Het boek Haggaï bevat 4 Godsspraken, geschreven in eenvoudige, prozaïsche, maar levendige en krachtige taal.
De eerste (1 : 1—11) bestraft het volk, omdat zij het huis des Heeren woest laten liggen, terwijl ze zelf in goed ingerichte huizen wonen. De onvruchtbaarheid des lands is een strafgericht des Heeren hierover. In vs. 12—14 wordt verhaald, dat deze opwekking ter harte werd genomen, waarbij Haggaï het volk versterkt met de belofte: „Ik ben met u, zegt de Heere”.

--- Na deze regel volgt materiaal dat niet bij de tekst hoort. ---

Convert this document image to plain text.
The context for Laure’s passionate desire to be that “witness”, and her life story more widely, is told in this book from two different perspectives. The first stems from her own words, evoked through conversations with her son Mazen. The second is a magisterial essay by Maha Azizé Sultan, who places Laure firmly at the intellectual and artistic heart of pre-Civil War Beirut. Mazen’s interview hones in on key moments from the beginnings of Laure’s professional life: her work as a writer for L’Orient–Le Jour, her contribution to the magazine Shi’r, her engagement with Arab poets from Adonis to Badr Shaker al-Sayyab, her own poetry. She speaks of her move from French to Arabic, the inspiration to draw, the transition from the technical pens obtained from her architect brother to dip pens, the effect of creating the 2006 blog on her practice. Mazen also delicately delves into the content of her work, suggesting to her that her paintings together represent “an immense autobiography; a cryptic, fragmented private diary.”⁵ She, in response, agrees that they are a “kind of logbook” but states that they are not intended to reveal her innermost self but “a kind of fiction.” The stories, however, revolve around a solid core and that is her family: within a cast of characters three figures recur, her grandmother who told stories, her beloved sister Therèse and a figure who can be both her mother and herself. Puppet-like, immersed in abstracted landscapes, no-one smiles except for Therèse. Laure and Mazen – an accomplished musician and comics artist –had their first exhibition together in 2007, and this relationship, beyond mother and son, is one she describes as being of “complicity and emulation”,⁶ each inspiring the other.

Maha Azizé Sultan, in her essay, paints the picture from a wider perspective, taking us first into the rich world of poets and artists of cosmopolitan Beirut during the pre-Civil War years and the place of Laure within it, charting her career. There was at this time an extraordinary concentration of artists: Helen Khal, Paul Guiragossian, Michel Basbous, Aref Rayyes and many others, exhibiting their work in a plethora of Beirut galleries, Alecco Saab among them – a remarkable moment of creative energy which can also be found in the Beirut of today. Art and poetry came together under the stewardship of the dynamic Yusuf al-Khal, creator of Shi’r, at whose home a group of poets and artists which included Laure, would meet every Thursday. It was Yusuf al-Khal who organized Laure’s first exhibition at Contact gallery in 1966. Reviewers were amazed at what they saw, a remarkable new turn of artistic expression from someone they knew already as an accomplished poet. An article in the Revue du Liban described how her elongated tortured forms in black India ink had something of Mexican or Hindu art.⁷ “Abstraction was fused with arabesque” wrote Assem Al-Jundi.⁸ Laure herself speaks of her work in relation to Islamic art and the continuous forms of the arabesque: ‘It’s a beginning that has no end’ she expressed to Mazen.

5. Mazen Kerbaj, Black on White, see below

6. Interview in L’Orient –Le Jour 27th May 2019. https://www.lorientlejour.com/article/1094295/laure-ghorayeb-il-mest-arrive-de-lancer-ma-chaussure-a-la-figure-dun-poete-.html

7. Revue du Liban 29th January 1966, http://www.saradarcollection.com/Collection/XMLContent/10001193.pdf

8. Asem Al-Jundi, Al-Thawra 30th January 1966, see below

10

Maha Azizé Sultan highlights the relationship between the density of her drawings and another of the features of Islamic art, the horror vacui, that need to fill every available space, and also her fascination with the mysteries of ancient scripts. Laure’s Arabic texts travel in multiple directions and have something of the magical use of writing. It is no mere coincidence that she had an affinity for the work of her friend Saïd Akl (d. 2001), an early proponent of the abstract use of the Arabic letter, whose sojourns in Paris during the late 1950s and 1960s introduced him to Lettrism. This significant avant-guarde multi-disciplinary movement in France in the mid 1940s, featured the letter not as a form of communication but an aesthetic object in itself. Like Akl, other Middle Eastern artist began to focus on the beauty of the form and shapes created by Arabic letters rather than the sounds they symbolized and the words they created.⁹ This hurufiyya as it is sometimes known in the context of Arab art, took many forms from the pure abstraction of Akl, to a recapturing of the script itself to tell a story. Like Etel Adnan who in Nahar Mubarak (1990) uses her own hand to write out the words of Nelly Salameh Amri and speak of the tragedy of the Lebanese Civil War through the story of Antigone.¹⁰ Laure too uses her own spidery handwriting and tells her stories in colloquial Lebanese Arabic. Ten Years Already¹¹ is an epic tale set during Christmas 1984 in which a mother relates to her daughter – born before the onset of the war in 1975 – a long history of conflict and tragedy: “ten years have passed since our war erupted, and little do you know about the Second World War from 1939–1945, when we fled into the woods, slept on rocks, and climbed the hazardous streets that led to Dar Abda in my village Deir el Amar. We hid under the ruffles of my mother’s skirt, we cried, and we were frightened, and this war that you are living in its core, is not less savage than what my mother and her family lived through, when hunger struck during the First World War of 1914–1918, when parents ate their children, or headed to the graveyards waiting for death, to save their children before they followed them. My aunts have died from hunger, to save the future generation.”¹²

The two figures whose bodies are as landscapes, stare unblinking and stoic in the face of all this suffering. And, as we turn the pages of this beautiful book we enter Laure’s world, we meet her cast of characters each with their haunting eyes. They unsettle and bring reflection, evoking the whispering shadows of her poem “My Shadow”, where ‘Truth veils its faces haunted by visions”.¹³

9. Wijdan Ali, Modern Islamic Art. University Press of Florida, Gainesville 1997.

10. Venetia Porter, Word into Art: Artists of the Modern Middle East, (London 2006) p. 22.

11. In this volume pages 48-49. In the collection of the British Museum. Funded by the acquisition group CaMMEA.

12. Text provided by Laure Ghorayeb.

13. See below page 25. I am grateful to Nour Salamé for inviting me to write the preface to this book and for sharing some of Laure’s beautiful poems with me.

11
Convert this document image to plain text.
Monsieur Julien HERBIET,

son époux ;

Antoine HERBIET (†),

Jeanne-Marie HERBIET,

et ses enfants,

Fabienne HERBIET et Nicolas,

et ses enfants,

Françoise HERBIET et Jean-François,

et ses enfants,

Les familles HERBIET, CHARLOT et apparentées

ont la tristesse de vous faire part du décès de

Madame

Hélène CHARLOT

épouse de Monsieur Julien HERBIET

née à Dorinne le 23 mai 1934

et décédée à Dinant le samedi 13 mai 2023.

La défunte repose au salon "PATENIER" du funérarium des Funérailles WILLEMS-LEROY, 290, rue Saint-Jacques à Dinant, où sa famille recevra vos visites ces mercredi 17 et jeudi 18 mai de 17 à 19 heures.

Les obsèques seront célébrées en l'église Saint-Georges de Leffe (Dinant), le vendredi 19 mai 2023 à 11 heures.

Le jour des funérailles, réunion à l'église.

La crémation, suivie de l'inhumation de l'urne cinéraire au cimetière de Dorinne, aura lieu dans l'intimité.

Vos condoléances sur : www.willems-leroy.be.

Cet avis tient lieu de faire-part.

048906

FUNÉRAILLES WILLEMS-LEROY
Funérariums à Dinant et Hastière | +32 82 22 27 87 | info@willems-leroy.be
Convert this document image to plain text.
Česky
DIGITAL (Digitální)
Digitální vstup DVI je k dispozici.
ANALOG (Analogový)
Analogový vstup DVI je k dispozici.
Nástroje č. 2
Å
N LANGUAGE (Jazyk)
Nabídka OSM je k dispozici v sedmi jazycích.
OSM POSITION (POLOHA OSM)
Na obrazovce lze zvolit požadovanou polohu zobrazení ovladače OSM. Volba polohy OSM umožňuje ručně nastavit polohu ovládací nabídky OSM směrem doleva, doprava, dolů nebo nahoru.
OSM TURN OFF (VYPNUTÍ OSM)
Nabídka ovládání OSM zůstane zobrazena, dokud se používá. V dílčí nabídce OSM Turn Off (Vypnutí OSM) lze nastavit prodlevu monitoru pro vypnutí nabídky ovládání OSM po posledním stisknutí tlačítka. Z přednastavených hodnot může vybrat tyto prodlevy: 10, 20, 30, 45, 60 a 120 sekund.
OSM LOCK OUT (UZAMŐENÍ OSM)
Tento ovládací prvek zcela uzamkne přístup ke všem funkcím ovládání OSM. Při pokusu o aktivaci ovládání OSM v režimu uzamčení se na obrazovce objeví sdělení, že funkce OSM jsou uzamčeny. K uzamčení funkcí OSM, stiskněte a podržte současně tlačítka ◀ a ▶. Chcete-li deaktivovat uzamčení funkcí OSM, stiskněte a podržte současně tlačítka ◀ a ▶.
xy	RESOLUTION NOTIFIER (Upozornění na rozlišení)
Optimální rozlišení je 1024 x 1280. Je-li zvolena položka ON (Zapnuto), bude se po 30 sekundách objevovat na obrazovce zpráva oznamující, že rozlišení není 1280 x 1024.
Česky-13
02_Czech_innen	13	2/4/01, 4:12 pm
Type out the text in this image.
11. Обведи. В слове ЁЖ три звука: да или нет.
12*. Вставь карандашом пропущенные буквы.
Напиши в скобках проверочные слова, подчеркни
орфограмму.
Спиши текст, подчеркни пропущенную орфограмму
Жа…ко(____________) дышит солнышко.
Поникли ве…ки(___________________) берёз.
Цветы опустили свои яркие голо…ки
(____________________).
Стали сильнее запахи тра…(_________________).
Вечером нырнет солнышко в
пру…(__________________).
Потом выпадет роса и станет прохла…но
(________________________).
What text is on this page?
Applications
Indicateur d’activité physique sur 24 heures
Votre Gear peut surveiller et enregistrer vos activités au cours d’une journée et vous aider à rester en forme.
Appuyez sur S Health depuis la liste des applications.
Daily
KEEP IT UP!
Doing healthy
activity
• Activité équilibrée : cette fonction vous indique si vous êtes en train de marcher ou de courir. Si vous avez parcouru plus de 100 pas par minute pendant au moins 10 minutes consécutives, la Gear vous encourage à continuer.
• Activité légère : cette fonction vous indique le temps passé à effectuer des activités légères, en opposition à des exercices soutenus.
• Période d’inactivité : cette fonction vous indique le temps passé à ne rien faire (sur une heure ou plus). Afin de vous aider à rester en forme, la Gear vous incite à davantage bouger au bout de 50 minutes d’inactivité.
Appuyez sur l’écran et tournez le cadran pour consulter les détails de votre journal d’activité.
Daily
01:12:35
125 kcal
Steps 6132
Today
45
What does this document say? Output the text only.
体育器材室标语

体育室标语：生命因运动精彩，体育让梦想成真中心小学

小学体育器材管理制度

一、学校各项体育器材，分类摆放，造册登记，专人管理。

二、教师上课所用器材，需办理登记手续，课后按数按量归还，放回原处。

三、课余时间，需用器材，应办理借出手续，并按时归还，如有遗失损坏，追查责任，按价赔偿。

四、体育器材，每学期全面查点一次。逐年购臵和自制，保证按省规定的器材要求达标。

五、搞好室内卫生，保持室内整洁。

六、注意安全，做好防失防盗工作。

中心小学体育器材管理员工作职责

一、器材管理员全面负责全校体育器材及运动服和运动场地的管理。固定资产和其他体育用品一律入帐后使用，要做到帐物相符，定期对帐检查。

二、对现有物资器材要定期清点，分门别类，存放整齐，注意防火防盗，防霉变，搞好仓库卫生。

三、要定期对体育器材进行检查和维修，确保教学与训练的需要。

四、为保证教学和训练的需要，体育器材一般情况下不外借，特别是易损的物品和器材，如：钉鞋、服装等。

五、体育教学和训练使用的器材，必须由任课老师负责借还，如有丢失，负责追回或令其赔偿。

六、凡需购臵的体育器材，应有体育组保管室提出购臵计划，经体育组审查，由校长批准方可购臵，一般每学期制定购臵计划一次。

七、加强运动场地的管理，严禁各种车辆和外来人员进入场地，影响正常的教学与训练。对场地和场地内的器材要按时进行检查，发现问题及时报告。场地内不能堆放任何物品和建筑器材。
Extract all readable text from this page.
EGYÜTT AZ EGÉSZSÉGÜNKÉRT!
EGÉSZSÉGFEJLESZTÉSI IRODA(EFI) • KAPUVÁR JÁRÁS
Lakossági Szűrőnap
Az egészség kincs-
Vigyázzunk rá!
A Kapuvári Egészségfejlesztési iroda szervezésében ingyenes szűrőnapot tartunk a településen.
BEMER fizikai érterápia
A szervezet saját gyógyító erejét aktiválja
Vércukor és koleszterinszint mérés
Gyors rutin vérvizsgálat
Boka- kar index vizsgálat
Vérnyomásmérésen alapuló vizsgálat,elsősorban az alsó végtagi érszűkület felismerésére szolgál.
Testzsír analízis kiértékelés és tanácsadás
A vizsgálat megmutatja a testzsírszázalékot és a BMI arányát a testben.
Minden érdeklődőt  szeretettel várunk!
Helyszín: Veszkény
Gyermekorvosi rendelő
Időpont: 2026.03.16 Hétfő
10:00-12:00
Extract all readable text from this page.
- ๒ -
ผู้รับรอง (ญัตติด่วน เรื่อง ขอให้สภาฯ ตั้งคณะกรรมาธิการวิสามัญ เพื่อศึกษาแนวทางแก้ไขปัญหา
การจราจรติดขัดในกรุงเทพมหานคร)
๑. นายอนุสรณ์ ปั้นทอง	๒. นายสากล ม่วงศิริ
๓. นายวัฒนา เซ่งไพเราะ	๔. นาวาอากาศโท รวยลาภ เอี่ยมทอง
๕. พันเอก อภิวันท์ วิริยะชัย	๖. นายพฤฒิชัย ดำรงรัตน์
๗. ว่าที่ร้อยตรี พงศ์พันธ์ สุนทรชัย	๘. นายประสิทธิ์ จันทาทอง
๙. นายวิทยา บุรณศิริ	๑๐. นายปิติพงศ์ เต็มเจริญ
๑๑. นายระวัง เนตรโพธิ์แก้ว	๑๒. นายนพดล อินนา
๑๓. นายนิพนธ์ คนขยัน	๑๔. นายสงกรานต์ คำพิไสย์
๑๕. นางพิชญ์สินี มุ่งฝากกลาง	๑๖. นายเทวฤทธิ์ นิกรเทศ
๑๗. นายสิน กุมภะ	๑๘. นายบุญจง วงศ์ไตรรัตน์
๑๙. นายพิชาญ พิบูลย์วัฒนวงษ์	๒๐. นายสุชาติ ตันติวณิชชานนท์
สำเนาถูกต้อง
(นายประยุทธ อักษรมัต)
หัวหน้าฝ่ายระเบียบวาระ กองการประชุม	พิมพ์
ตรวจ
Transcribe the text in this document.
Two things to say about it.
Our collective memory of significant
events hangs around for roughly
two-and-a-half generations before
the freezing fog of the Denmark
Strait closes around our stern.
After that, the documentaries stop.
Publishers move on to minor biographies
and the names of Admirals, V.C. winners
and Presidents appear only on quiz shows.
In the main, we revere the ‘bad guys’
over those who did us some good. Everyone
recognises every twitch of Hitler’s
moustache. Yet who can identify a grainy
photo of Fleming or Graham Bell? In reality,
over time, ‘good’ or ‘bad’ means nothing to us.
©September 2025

De tweede Godsspraak (2 : 1—10) troost het volk, dat ontmoedigd is door den onaanzienlijken aanvang van den bouw, in vergelijking met den ouden tempel. Haggaï voorzegt, dat de heerlijkheid van dezen tempel die van den vroegeren verre overtreffen zal, want ook de Heidenen zullen in beweging geraken en hunne kostbaarheden zullen hierheen komen (dit is juister dan de Statenvertaling „zij zullen komen tot den Wensch aller Heidenen”, wat op den Messias zou zien); en van hier zal uitgaan de stichting van een heerlijk rijk des vredes.
De derde Godsspraak (2 : 11—20), gehouden bij het leggen van den grondsteen, behelst de verzekering, dat de ban, die wegens het verlaten van den bouw op het volk rustte, van nu af wordt weggenomen.
De vierde Godsspraak (2 : 21—24) voorzegt aan Zerubbabel als vertegenwoordiger van Davids huis, dat bij de aanstaande beweging van hemel en aarde en de omverwerping van tronen de Heere hem als een zegelring zal bewaren: een voorzegging, die ten volle vervuld wordt in den Christus, wiens troon wordt gegrond op de puinhoopen van de koninkrijken der wereld.